Weer beneden duwt een oorverdovende met lucht gevulde kleurenwolk van Adrianus Kundert (1990) mijn vrouw en mij de straat op, terwijl onze zoons worden opgeslokt door een springkussen. Dronken van geluk keren we huiswaarts. We zijn weer even herinnerd aan de unieke kwaliteit van het Boijmans: de voeling voor een nieuwe generatie kunstenaars en de kunde om ruimte en kunst prikkelend tegenover elkaar de zetten.
Perspectief op de toekomst
De grote afwezige tijdens de maand juni, was het perspectief op de toekomst van het museum. Volgens de laatste berichten van bijna een jaar geleden paste het toenmalige plan niet binnen het budget, lag er een nieuw voorlopig ontwerp op de tekentafel bij Mecanoo en stond de geplande heropening in 2029 onder druk. Het Henket paviljoen kreeg tamelijk onverwachts de status van Rijksmonument en moest toch behouden blijven en er dreigt een rechtszaak van Robbrecht en Daem tegen de sloop van het door hen ontworpen bouwdeel.
Op 28 juni kwam het perspectief dan toch in de vorm van een mededeling. Tijdens een persconferentie werd er gemeld dat het gat in het budget grotendeels is gedicht door een bijdrage van 80 miljoen euro van Stichting Droom en Daad en werd er een nieuw ontwerp onthuld, of althans drie beelden ervan.

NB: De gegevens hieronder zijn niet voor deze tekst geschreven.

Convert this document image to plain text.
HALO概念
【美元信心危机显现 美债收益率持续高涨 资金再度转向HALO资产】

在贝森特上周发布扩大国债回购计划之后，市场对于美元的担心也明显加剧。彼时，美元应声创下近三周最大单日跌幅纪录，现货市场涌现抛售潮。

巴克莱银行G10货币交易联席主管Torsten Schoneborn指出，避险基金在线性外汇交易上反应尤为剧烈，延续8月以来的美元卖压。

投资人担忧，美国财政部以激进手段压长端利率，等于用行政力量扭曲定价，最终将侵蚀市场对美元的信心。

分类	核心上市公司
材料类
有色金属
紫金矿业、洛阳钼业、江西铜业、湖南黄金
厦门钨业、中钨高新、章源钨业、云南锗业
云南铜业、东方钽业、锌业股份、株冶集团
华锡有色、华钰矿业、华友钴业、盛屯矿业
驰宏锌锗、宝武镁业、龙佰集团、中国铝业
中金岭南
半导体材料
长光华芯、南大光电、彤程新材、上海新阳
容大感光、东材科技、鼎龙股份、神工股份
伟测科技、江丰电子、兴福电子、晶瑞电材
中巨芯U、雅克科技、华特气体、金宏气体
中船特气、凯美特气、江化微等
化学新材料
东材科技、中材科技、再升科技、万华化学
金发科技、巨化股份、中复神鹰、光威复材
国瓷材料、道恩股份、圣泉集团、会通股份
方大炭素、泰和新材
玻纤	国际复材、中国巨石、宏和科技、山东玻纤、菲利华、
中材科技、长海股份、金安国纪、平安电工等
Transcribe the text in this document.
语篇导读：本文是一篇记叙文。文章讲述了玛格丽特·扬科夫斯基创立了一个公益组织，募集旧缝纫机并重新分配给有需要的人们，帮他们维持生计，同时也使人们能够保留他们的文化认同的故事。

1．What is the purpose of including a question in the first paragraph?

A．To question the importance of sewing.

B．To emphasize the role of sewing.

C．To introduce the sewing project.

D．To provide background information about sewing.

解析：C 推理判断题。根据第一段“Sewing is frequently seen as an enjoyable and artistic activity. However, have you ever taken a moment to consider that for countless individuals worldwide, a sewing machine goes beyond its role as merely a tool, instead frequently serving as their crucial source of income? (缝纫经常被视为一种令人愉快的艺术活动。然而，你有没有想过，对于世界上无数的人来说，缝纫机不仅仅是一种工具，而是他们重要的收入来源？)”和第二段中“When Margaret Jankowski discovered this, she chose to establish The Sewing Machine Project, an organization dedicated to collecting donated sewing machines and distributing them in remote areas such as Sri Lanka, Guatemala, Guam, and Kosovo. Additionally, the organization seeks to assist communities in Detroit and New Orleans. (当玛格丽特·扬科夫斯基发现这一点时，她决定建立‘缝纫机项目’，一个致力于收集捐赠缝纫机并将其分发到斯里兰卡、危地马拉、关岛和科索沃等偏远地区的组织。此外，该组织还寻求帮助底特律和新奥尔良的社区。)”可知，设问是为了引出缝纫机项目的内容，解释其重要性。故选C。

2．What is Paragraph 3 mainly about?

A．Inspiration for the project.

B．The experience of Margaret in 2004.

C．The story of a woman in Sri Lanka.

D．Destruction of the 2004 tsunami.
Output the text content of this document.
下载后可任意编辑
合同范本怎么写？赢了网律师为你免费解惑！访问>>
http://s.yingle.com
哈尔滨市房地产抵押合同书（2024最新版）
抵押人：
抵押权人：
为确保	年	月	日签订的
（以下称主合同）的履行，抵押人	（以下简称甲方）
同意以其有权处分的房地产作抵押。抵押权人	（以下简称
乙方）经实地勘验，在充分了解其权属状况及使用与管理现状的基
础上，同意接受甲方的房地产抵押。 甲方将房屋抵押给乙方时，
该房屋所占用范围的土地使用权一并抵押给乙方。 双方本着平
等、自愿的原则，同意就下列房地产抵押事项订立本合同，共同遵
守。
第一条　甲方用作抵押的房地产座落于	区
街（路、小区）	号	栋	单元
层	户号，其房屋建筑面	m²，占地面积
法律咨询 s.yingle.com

De hoofdentree bevindt zich straks aan een verdiept plein in het buitenhof. Het binnenhof krijgt een dak, zodat daar multifunctionele binnenruimte ontstaat. In de tekstuele toelichting valt tevens te lezen dat er een extra ingang vanuit het Museumpark is voorzien, via het Henket Paviljoen.
Het 21 jaar oude Robbrecht en Daem bouwdeel is nog altijd het kind van de rekening. Door het te slopen wordt de voorgevel van de Bodon-zaal weer ‘in ere hersteld’ en ontstaat er naast de Bodon-zaal een inrit voor vrachtwagens om te laden en lossen.
Tegelijkertijd lijkt het alsof het herstellen van de Bodon-zaal zich beperkt tot het zichtbaar maken van de gevel aan de straatzijde, want aan de overige zijden is dit bouwdeel nog steeds volledig omkranst door bebouwing. En wie goed op de vogelvlucht impressie kijkt, ziet dat er zelfs aan de achterzijde, tegen de enige nu nog zichtbare gevel van de Bodon-zaal, een nieuw en verhoogd bouwvolume bijkomt. Wat er aan de straat verdwijnt, komt er aan de achterzijde dus weer bij.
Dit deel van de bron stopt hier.